Civic society and human rights defenders are key to making Globalization 4.0 work for everyone
Ana Zbona, Civic Freedoms and Human Rights Defenders Project Manager, BHRRC
As the World Economic Forum kicks off in Davos, Ana Zbona argues 'Globalization 4.0' must protect and include the brave activists on the frontlines.
In an article last November, Klaus Schwab, chief executive of the World Economic Forum (WEF), laid the ground for the theme of this year’s event, ‘Globalisation 4.0’. “After World War II”, he wrote, “the international community came together to build a shared future. Now, it must do so again.” He continued:
“Owing to the slow and uneven recovery in the decade since the global financial crisis, a substantial part of society has become disaffected and embittered, not only with politics and politicians, but also with globalization and the entire economic system it underpins.”
The WEF should also bear in mind that some people have been raising the alarm about our unstable and unequal economic system all along: human rights defenders. These journalists, lawyers, NGO workers, unionists, and community and indigenous leaders, have been working tirelessly to protect their land, the environment, and labour rights. For this critical work to protect our fundamental freedoms, they are consistently – and in some countries increasingly – under attack.
Forging a new social compact is undoubtedly necessary in the face of the enormous changes that are coming. But this is only possible when all people can speak up, participate and help define what security and progress looks like - especially those who have not emerged as winners in our system of open markets and competition.
Klaus Schwab warns that if we don’t involve people who have become disaffected we will see the collapse of democracy. The reality is that we are already seeing it, with the most vocal campaigners against the ills of the current economic system being silenced for sharing their opinions and standing up for our universal rights.
In March 2018, Poipynhun Majaw, a prominent activist and youth leader in India, was killed in the Nagaland’s coal belt in the Jaintia Hills district. Earlier that year, Majaw had used India’s Right to Information Act to expose the misuse of public funds by the Jaintia Hills Autonomous District Council.
He also exposed its leniency towards more than a dozen cement companies that were allegedly operating against the interests of local people, and harming the fragile ecology of the area. Civil society groups believe that Majaw’s killing was linked to his advocacy.
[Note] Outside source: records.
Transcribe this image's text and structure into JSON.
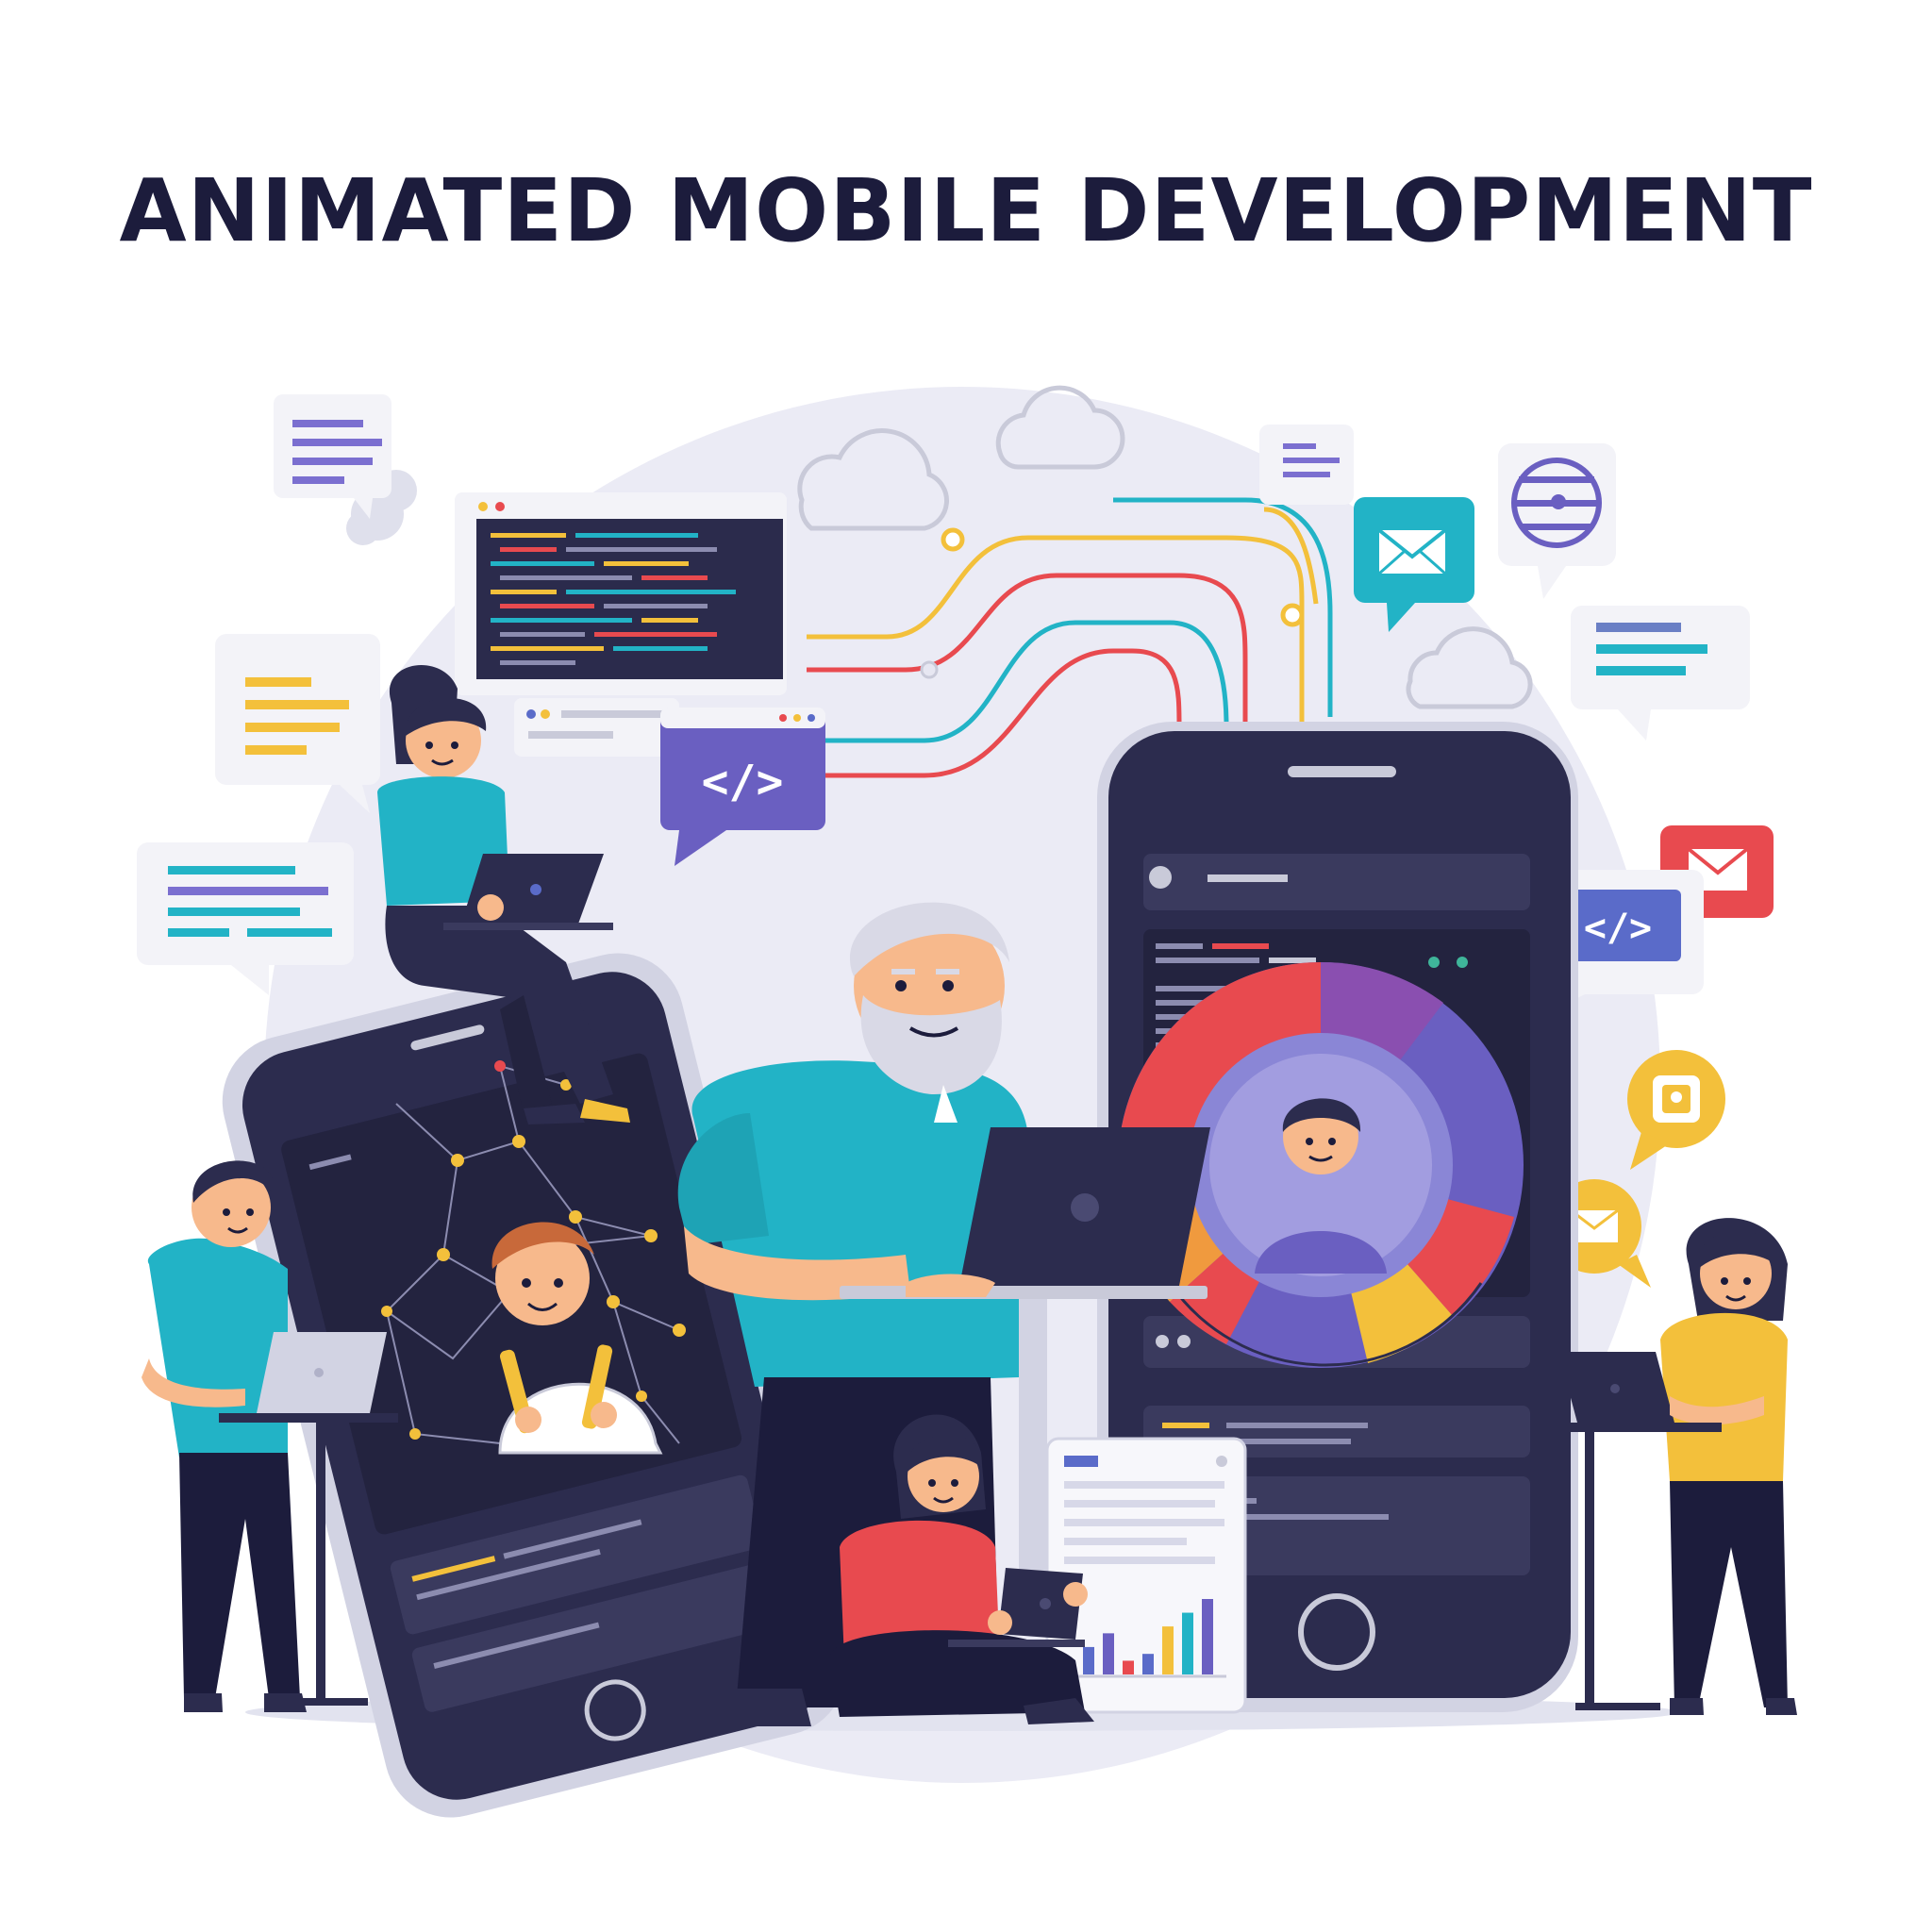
{
  "title": "ANIMATED MOBILE DEVELOPMENT",
  "code_tag": "</>",
  "colors": {
    "background": "#ffffff",
    "backdrop_circle": "#ebebf5",
    "phone_body": "#2c2c4e",
    "phone_frame": "#d2d3e3",
    "title_text": "#1c1c3c",
    "teal": "#22b3c6",
    "red": "#e84a4f",
    "yellow": "#f3c03b",
    "purple": "#6a5fc1",
    "blue": "#5a6bc9"
  },
  "icons": [
    "code-window-icon",
    "code-tag-bubble-icon",
    "mail-bubble-icon",
    "globe-bubble-icon",
    "cloud-icon",
    "text-lines-bubble-icon",
    "lock-bubble-icon",
    "bar-chart-icon",
    "network-graph-icon",
    "donut-chart-icon"
  ],
  "bar_chart": {
    "type": "bar",
    "values": [
      4,
      6,
      2,
      3,
      7,
      9,
      11
    ]
  }
}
This was not an isolated case. Our database shows that there were at least 438 attacks against human rights defenders in 2018 - a rise of seven per cent on the previous year. Community leaders and indigenous people defending their land and the environment continued to be the groups most under attack.
Most cases in 2018 were related to agribusiness and agriculture, followed by mining and renewable energy projects. Latin America continued to be the most dangerous region, with almost half of all the attacks recorded, but attacks in Asia and the Pacific grew by 74 per cent on the previous year.
Attacks in Africa stayed roughly at the same level, but the region experienced serious attacks on civic freedoms related to business, including the second highest number of internet shutdowns of any region.
The ‘public-private’ cooperation model that has been prevalent in the era of postwar liberalism aims to harness the power of corporations for the public good. But it is often a model in which transparency is more an exception than a rule.
Human rights defenders are seeking answers and inclusive, sustainable solutions to address the two main drivers of abuse in relation to business: inequality and climate change. Both of these have to be addressed through open, participatory processes, to create a future of shared prosperity and security. Luckily, some progressive businesses are already recognizing this and are standing up for a future in which all voices are heard. But we need more businesses to take similar leadership.
As the WEF’s Klaus Schwab also writes: “Globalization 4.0 has only just begun, but we are already vastly underprepared for it. Clinging to an outdated mindset and tinkering with our existing processes and institutions will not do. Rather, we need to redesign them from the ground up, so that we can capitalize on the new opportunities that await us, while avoiding the kind of disruptions that we are witnessing today.”
Ensuring that civic freedoms are protected and that civil society and marginalized groups are safe when they speak out – this is the best way to have truly grassroots alternatives and to make sure ‘Globalization 4.0’ results in an equitable future for everyone.